The issue is complex and definitely needs more thoughts. Stallman had it very simple: he needed to build a new operating system, like Unix but better. There was a model to follow, standards to implement like POSIX and C. GNU and Linux and much more software distributed as Free Software was imitating and improving upon existing software, at least initially. The guiding principles were easy to understand and communicate. His principles spread fast crossing the border of software.
Open Source is not behind the proprietary leader, we have a good chance to build the largest clouds based on our principles of respect and innovation.
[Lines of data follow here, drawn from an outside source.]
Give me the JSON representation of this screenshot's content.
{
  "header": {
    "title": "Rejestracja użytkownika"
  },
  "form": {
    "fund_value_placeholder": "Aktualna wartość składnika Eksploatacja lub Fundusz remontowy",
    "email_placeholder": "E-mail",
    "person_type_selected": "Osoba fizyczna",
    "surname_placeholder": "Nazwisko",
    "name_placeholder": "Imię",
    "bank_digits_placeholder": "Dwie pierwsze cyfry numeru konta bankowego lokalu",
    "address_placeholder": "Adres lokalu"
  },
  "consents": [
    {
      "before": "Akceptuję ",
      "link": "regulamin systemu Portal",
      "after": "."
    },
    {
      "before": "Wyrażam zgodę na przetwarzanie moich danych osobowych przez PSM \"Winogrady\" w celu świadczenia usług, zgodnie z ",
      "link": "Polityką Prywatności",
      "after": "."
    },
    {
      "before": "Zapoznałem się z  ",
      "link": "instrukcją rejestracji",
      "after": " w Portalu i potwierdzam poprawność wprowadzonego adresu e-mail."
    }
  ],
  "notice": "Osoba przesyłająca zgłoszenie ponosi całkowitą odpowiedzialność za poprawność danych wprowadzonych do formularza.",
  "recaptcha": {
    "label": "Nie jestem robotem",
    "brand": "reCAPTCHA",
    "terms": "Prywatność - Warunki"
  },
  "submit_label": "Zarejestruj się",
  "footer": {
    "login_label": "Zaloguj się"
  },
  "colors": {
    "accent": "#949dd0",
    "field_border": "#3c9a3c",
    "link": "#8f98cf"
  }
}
The race just started. Amazon Web Services was launched in 2006, it’s only 6 years old. Eucalyptus was first released in 2008, OpenStack in 2010 like cloud.com. Open Source implementations have a very good chance at taking the lead in cloud computing.
That’s what we’re trying to do at OpenStack Foundation. You can join it as an Individual Member.
We may not have a moral authority that will keep the definition for Open Cloud, like the FSF and the OSI have done for the world of computing products. It’s up to us to keep an eye on the companies we work for, helping them to understand that staying close to the principles that made Open Source ubiquitous is good for them, also in the world of computing services.
We’ve made it: we changed computing once. Now we just have to do it again. Thank you
Special thanks to Randy Bias and the Open Cloud Initiative for inspiration.